Somali Islamists Claim to be Holding Uganda Soldiers Hostage

W460

Somalia's Islamist Shebab insurgents claimed Wednesday to be holding Ugandan troops hostage after an attack last week, although Kampala has said all its troops are accounted for.

"The soldiers are in the mujahedeen jail," Shebab spokesman Abdiaziz Abu Musab said in a statement broadcast on the Al-Qaeda-linked group's Radio Andalus, but gave no further details on the alleged hostages.

"They are healthy, we will provide their names, ranks and other details very soon," he added.

Uganda has said 12 troops with the African Union Mission in Somalia (AMISOM) died in the attack, with no prisoners taken, after Shebab militants overran a military camp in southern Somalia on September 1.

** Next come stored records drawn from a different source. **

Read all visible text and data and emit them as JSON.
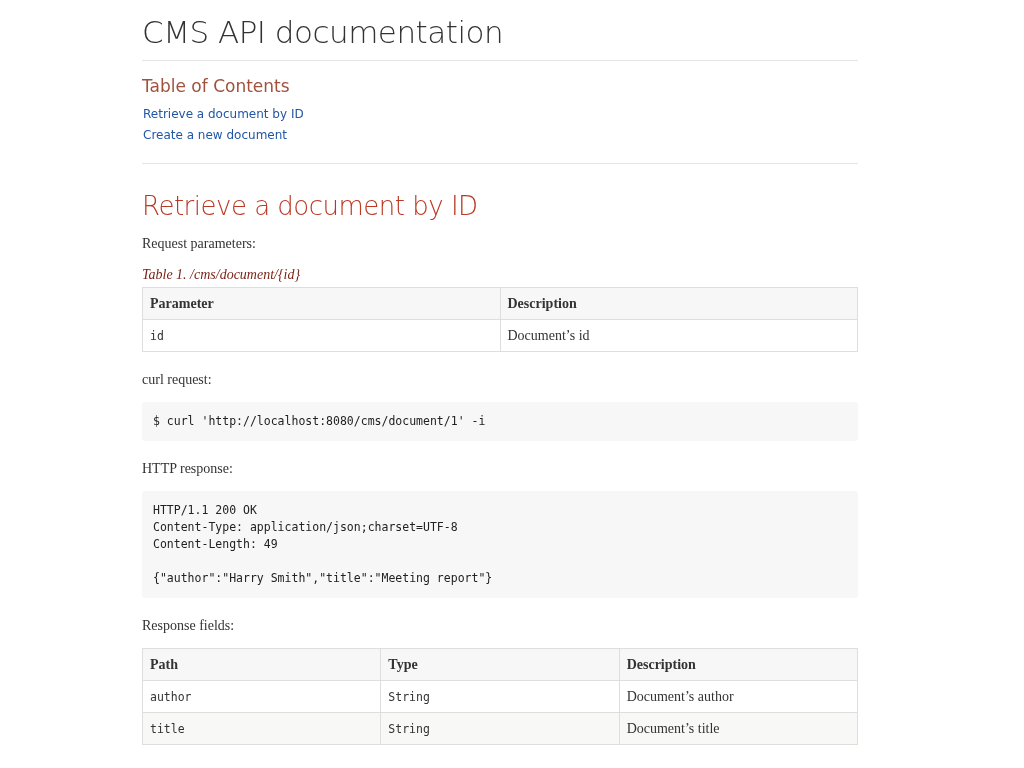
{
  "title": "CMS API documentation",
  "toc": {
    "title": "Table of Contents",
    "links": [
      "Retrieve a document by ID",
      "Create a new document"
    ]
  },
  "section": {
    "heading": "Retrieve a document by ID",
    "blocks": [
      {
        "kind": "para",
        "text": "Request parameters:"
      },
      {
        "kind": "table",
        "caption": "Table 1. /cms/document/{id}",
        "columns": [
          {
            "label": "Parameter",
            "kind": "code"
          },
          {
            "label": "Description",
            "kind": "text"
          }
        ],
        "rows": [
          [
            "id",
            "Document’s id"
          ]
        ]
      },
      {
        "kind": "para",
        "text": "curl request:"
      },
      {
        "kind": "code",
        "groups": [
          [
            "$ curl 'http://localhost:8080/cms/document/1' -i"
          ]
        ]
      },
      {
        "kind": "para",
        "text": "HTTP response:"
      },
      {
        "kind": "code",
        "groups": [
          [
            "HTTP/1.1 200 OK",
            "Content-Type: application/json;charset=UTF-8",
            "Content-Length: 49"
          ],
          [
            "{\"author\":\"Harry Smith\",\"title\":\"Meeting report\"}"
          ]
        ]
      },
      {
        "kind": "para",
        "text": "Response fields:"
      },
      {
        "kind": "table",
        "columns": [
          {
            "label": "Path",
            "kind": "code"
          },
          {
            "label": "Type",
            "kind": "code"
          },
          {
            "label": "Description",
            "kind": "text"
          }
        ],
        "rows": [
          [
            "author",
            "String",
            "Document’s author"
          ],
          [
            "title",
            "String",
            "Document’s title"
          ]
        ]
      }
    ]
  }
}
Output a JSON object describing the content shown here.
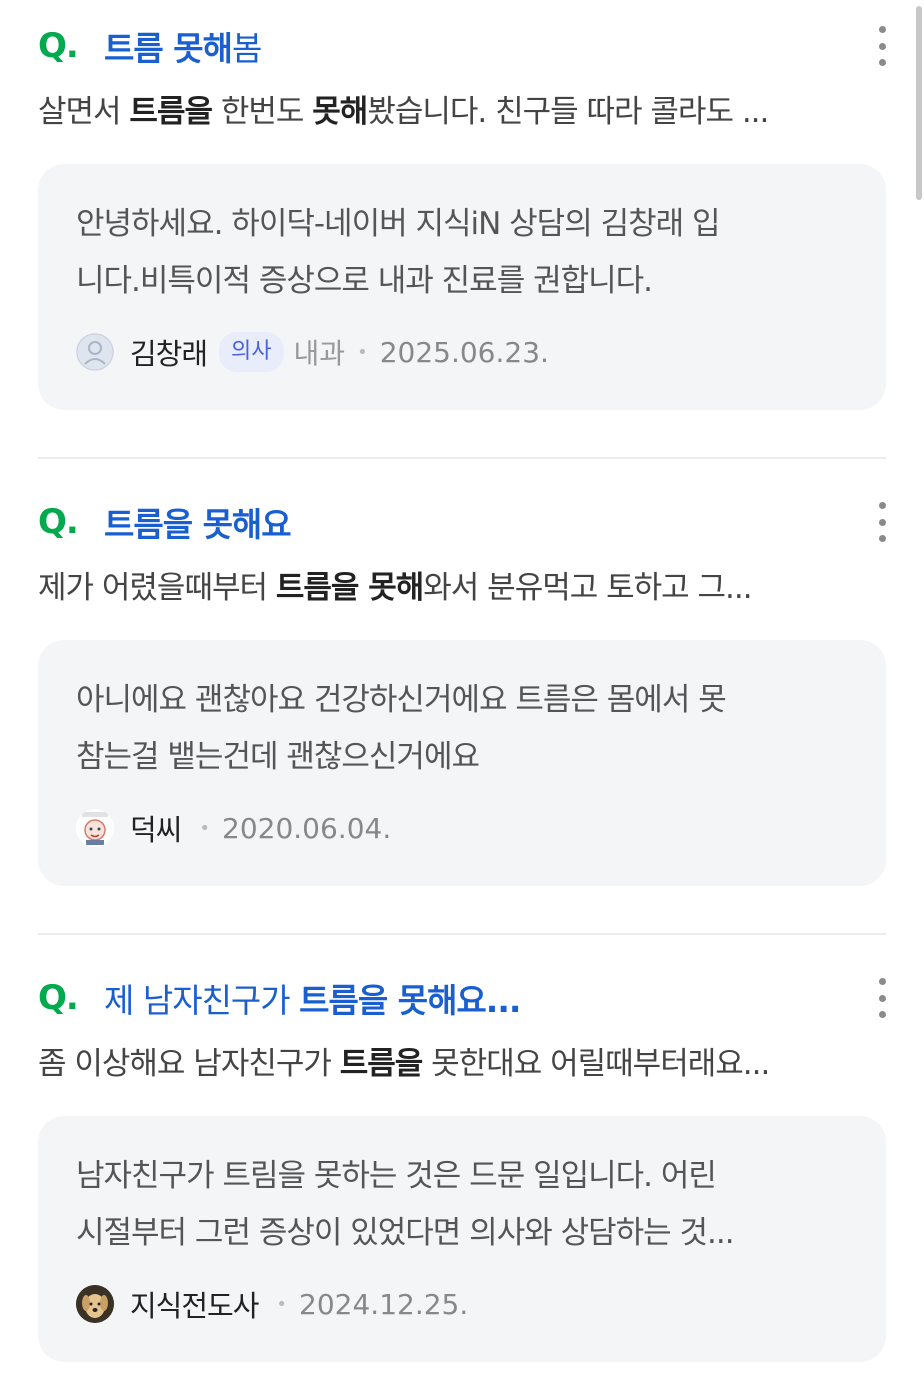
{
  "results": [
    {
      "q_mark": "Q.",
      "title_bold": "트름 못해",
      "title_normal": "봄",
      "snippet_pre": "살면서 ",
      "snippet_b1": "트름을",
      "snippet_mid": " 한번도 ",
      "snippet_b2": "못해",
      "snippet_post": "봤습니다. 친구들 따라 콜라도 ...",
      "answer_lines": [
        "안녕하세요. 하이닥-네이버 지식iN 상담의 김창래 입",
        "니다.비특이적 증상으로 내과 진료를 권합니다."
      ],
      "author": "김창래",
      "badge": "의사",
      "dept": "내과",
      "date": "2025.06.23.",
      "avatar_icon": "doctor-avatar-icon"
    },
    {
      "q_mark": "Q.",
      "title_bold": "트름을 못해요",
      "snippet_pre": "제가 어렸을때부터 ",
      "snippet_b1": "트름을 못해",
      "snippet_post": "와서 분유먹고 토하고 그...",
      "answer_lines": [
        "아니에요 괜찮아요 건강하신거에요 트름은 몸에서 못",
        "참는걸 뱉는건데 괜찮으신거에요"
      ],
      "author": "덕씨",
      "date": "2020.06.04.",
      "avatar_icon": "cartoon-avatar-icon"
    },
    {
      "q_mark": "Q.",
      "title_normal": "제 남자친구가 ",
      "title_bold": "트름을 못해요...",
      "snippet_pre": "좀 이상해요 남자친구가 ",
      "snippet_b1": "트름을",
      "snippet_post": " 못한대요 어릴때부터래요...",
      "answer_lines": [
        "남자친구가 트림을 못하는 것은 드문 일입니다. 어린",
        "시절부터 그런 증상이 있었다면 의사와 상담하는 것..."
      ],
      "author": "지식전도사",
      "date": "2024.12.25.",
      "avatar_icon": "dog-avatar-icon"
    }
  ],
  "separator_dot": "•",
  "colors": {
    "q_mark": "#03a94d",
    "title": "#1a5fd0",
    "card_bg": "#f4f5f7",
    "badge_bg": "#e8ecfb",
    "badge_text": "#4a63d8"
  }
}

However, Western military sources said at least 50 AU soldiers from Uganda were believed to have been killed and another 50 were missing.

Ugandan army spokesman Paddy Ankunda responded that "Western sources on fatalities in Somalia are wrong." AMISOM has in the past denied and downplayed soldier casualties.

Somalia's Al-Qaeda affiliate, which has recently lost a string of key bases in the face of an AMISOM offensive, said the attack was revenge for the killing of seven civilians by Ugandan troops at a wedding in the town of Merka in July.

Witnesses said the Shebab took over the camp, looting weapons stores and loading corpses onto trucks. The group has previously gathered the bodies of dead soldiers for use in propaganda videos.

Still photographs from a Shebab propaganda video of the attack show fighters looting weapons and raising the Islamist black flag over the base.

Several dead bodies are shown, but there is no evidence of the 50 men the Shebab boasted of killing.

The Shebab have captured foreign armed forces before, including Kenyans and a French security agent, Denis Allex. Some have been killed, others released unharmed.